パナソニックがこの「エスノグラフィー」の手法を用いてインドで「サリーを丸ごと洗える洗濯機」を開発・販売して当時大儲けしたとか、某IT企業で発生した「火吹き金融系開発プロジェクト」が見事に収束したとか、最近ビジネスやマーケティングの世界でも活用する事例が増え、注目を集めているそうです。
今トレンドとなっている「ビッグデータ」の統計解析技術とは異なり、「エスノグラフィー」手法を使うと、より深く人間の本音やこだわりに迫ることができ、収集されたデータだけでは見えてこない真実や心の奥深くに存在する自覚のない感情やニーズが明らかになってくるそうです。
先日WBS(ワールドビジネスサテライト)と言うTV番組で「長時間労働や過酷な就業環境で自殺者が増加していることが国全体の問題となっている韓国のある企業で、会社内にプールを設置したり、子供連れ出退勤の自由を認めるなど、社員のフラストレーションを軽減する対応をしたところ、製造プロセスにおけるミスが目に見えて軽減した。自殺者も減っていく効果があるだろう。」とのニュースをやっていました。
これも実は、「エスノグラフィー」を用いて観察した結果の会社対応が本当に効果となって表れている事例だそうです。
が・・・
日本では「エスノメソドロジー」を使える「エスノグラファー」という人材はまだまだ少ないらしい・・・(正式な認定制度もないそうです)

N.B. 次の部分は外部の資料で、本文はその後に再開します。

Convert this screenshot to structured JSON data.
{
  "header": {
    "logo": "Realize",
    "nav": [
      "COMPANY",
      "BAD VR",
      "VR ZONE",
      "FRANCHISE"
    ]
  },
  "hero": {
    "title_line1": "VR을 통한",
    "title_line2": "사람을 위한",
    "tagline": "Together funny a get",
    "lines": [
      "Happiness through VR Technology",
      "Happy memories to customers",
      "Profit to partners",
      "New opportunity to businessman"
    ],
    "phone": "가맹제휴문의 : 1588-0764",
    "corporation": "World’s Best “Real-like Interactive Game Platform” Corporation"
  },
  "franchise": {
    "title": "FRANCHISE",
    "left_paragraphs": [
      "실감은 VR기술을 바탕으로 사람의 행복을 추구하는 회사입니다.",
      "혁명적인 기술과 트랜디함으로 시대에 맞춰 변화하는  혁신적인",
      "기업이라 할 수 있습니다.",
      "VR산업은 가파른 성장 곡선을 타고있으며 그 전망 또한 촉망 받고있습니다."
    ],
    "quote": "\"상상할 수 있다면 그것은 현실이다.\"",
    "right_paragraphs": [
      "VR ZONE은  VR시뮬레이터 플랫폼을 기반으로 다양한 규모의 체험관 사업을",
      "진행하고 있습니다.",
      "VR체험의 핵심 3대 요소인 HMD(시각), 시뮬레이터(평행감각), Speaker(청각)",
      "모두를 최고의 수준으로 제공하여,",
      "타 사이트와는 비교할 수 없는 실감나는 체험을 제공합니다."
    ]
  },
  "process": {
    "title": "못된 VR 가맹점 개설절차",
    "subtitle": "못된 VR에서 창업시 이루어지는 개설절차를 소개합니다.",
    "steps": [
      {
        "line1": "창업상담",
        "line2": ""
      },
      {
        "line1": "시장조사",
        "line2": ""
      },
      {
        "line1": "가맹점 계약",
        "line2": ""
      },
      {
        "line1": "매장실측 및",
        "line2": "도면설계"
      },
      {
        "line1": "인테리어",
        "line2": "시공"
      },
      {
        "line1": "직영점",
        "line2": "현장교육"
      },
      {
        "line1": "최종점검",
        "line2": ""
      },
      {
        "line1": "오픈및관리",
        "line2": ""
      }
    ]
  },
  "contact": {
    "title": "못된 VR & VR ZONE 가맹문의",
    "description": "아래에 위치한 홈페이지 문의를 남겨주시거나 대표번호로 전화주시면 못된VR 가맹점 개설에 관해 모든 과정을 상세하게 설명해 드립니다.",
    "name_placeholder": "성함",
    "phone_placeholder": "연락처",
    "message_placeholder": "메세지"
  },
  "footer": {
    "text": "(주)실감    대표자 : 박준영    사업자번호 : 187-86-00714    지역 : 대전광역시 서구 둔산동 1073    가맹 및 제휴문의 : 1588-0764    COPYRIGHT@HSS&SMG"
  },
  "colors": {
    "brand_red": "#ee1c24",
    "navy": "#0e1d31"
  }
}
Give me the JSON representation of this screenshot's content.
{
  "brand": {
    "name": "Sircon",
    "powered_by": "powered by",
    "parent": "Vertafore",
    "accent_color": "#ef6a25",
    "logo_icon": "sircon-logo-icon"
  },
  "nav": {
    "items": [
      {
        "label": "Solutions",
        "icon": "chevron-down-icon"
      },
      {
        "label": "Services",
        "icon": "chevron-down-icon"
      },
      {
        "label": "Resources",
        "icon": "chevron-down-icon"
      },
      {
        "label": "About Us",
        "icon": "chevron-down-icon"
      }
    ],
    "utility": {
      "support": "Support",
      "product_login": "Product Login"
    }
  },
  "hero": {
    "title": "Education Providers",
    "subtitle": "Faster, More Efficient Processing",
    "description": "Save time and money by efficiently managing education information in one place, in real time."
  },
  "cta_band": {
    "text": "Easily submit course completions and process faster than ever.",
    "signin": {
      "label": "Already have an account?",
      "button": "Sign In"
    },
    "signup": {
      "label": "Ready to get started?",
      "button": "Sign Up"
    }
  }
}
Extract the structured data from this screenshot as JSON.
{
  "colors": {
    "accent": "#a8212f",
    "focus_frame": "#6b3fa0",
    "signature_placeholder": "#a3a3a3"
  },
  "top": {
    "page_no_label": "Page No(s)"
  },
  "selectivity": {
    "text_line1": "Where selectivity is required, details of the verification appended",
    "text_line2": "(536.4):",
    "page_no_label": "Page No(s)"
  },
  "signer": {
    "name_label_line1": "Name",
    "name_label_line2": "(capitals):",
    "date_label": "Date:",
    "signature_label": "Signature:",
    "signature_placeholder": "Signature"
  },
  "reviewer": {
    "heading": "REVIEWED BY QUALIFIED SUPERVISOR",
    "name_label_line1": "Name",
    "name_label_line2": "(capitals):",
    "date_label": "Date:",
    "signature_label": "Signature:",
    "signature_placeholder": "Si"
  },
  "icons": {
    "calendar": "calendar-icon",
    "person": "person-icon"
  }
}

かたや、「ビッグデータ」解析に必要な統計解析技術や「モデル化」のノウハウを持った「データサイエンティスト」という人材も圧倒的に不足していると今日の日経にも載っていました・・・
「ITスキル」と「統計解析技術」に加え、「エスノグラフィー技術」があったら産業界全体から見てもニッチなノウハウを持つ小企業を目指せるかも!!
MOT・・・もう少し・・・というかあと1年半強デス (;´ρ`)、頑張ってみようと思います。